Cuando se inauguró el AVE, allá por el lejano 92, a Borrell le gustaba presumir de la locomotora que todas las madrugadas, antes de que saliera el primer convoy con pasajeros a bordo, recorría las vías del trayecto en ambos sentidos para inspeccionarlas. Alguna vez subió en ella a periodistas para que comprobásemos la fiabilidad de aquella revisión cotidiana. En realidad no era ningún invento propio; hacía tiempo que funcionaba en el ‘Shinkansen’ de Japón y en el TGV de Francia. Como es lógico, a medida que se ampliaban las rutas la exploración pasó a ser esporádica pero también se modernizó con nuevas máquinas provistas de sondas capaces de descubrir sobre la marcha cualquier anomalía en la red ferroviaria. Una se llama Séneca, otra Avril (hay alguna más pendiente de homologación o de entrega) … y ambas están varadas. Arrinconadas en algún taller de reparación a la espera, como las notas del arpa becqueriana, de la mano que sepa arrancarlas.

Es decir, que a los vehículos de mantenimiento les falta… mantenimiento. Sin que se sepa siquiera desde hace cuánto tiempo porque la autoridad (in)competente no ofrece información clara al respecto. El detector de averías averiado, arrumbado como un juguete viejo: una forma escandalosa de rizar el rizo de la dejadez en este caos de resultados funestos. Óscar Puente dijo ayer que aunque la vía de Adamuz hubiese sido inspeccionada el día antes no habría sido posible evitar el siniestro. Un mensaje que deja aún más inquietos a los viajeros porque equivale a admitir la inutilidad de la prevención y de los exámenes técnicos. «Las tragedias en la vida suceden», dijo Sánchez el domingo a modo (mal modo) de consuelo. La inevitabilidad, la fatalidad, como argumento exculpatorio de las cada vez más palmarias responsabilidades del Gobierno. Pero la comisión de expertos atribuye a un fallo o defecto de soldadura la causa concreta del descarrilamiento.

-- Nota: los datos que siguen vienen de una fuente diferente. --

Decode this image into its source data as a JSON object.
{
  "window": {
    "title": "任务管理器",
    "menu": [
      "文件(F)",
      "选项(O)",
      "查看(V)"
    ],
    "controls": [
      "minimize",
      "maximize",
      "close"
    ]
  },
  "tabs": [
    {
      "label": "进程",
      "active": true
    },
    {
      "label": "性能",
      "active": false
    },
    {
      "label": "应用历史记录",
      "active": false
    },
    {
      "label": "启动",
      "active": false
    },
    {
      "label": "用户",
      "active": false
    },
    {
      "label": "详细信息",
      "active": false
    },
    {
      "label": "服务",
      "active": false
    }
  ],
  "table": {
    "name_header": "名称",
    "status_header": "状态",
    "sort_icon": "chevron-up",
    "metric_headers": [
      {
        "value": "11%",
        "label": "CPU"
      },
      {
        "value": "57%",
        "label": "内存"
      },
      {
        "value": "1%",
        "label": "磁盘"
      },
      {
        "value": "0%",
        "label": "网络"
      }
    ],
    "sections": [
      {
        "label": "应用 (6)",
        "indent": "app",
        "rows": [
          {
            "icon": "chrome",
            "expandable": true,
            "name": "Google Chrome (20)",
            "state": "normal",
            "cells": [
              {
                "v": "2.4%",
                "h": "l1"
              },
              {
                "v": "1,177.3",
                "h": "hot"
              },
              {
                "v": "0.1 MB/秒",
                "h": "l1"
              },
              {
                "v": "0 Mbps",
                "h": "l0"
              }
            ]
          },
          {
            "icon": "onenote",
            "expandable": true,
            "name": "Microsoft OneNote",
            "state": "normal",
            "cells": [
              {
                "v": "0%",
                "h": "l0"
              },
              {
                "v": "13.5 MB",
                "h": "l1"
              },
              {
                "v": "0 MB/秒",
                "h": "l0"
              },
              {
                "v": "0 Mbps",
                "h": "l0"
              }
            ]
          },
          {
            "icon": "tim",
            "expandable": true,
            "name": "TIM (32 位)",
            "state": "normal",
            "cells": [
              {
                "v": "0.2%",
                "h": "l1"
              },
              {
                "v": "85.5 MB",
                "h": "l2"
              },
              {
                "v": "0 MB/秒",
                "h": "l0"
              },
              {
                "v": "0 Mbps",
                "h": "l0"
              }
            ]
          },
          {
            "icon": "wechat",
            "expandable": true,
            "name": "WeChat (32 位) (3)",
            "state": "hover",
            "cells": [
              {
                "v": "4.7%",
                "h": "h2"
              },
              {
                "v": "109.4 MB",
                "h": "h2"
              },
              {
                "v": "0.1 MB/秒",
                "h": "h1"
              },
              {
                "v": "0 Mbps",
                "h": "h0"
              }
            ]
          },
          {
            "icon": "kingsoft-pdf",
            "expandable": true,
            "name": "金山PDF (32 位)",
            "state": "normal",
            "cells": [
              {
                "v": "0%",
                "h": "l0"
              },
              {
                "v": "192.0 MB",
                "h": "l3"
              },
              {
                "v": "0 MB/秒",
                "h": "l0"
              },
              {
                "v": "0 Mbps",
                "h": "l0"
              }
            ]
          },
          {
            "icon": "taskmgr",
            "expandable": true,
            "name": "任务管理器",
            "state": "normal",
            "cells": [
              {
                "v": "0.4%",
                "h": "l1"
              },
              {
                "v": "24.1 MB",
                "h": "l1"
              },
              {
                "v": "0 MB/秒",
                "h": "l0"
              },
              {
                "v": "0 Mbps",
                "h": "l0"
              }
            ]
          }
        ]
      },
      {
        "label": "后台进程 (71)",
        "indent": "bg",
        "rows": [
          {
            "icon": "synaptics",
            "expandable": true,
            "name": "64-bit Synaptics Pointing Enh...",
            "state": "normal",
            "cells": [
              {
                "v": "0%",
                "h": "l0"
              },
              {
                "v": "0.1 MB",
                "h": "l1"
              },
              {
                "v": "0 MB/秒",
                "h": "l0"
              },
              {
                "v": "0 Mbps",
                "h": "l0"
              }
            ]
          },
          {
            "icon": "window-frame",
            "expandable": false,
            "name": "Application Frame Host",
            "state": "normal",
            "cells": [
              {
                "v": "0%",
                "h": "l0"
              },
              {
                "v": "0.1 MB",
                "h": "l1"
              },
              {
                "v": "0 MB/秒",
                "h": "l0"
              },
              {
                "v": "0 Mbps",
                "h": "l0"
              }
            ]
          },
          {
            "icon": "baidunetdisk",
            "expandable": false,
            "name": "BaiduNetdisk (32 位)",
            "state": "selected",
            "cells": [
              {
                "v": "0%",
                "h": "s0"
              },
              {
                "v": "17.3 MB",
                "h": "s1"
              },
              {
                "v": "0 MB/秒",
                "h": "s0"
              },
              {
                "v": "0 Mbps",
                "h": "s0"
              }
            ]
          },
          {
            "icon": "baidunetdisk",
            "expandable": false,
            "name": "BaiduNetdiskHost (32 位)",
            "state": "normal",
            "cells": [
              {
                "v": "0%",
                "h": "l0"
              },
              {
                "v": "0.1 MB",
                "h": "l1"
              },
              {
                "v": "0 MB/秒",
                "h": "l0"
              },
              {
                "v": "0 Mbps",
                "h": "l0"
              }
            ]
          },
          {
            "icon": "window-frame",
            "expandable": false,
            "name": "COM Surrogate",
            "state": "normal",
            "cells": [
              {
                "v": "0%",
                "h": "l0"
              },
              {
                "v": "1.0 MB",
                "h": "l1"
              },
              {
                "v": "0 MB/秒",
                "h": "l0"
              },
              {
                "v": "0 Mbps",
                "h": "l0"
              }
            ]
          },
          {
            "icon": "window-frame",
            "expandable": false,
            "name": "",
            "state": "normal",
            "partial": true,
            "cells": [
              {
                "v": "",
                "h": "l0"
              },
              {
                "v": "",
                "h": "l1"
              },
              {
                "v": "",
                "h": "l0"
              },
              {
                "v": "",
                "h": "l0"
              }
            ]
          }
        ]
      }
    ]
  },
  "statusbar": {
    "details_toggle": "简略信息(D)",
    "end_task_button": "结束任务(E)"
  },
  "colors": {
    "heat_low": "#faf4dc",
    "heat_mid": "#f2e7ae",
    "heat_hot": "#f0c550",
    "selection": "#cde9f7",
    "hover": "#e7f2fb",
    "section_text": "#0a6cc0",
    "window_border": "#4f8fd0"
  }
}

Al Ejecutivo le preocupan más las consecuencias políticas que las jurídicas, que serán difíciles de establecer y en todo caso irán para largo debido a la previsible complicación del sumario y los dilatados tiempos de la justicia. Se trata de esquivar el veredicto de opinión pública que señala sin género de duda a la deficiente conservación de la línea, patente en las órdenes de desaceleración –¡¡la alta velocidad a baja velocidad!!– emitidas a los maquinistas como primaria medida preventiva. El ministro, cuyas notorias aspiraciones han quedado en tesitura crítica, ha recibido a tal efecto una consigna taurina: puerta grande o enfermería. Darle la vuelta a la situación y sacarle al jefe el aprieto de encima o inmolarse para contener la ira de la calle y de las víctimas. Y se ha hecho cargo de la encomienda con una sobreexposición comunicativa. Pero tiene un problema, y es que la realidad evidencia unas contradicciones que se parecen mucho a las mentiras.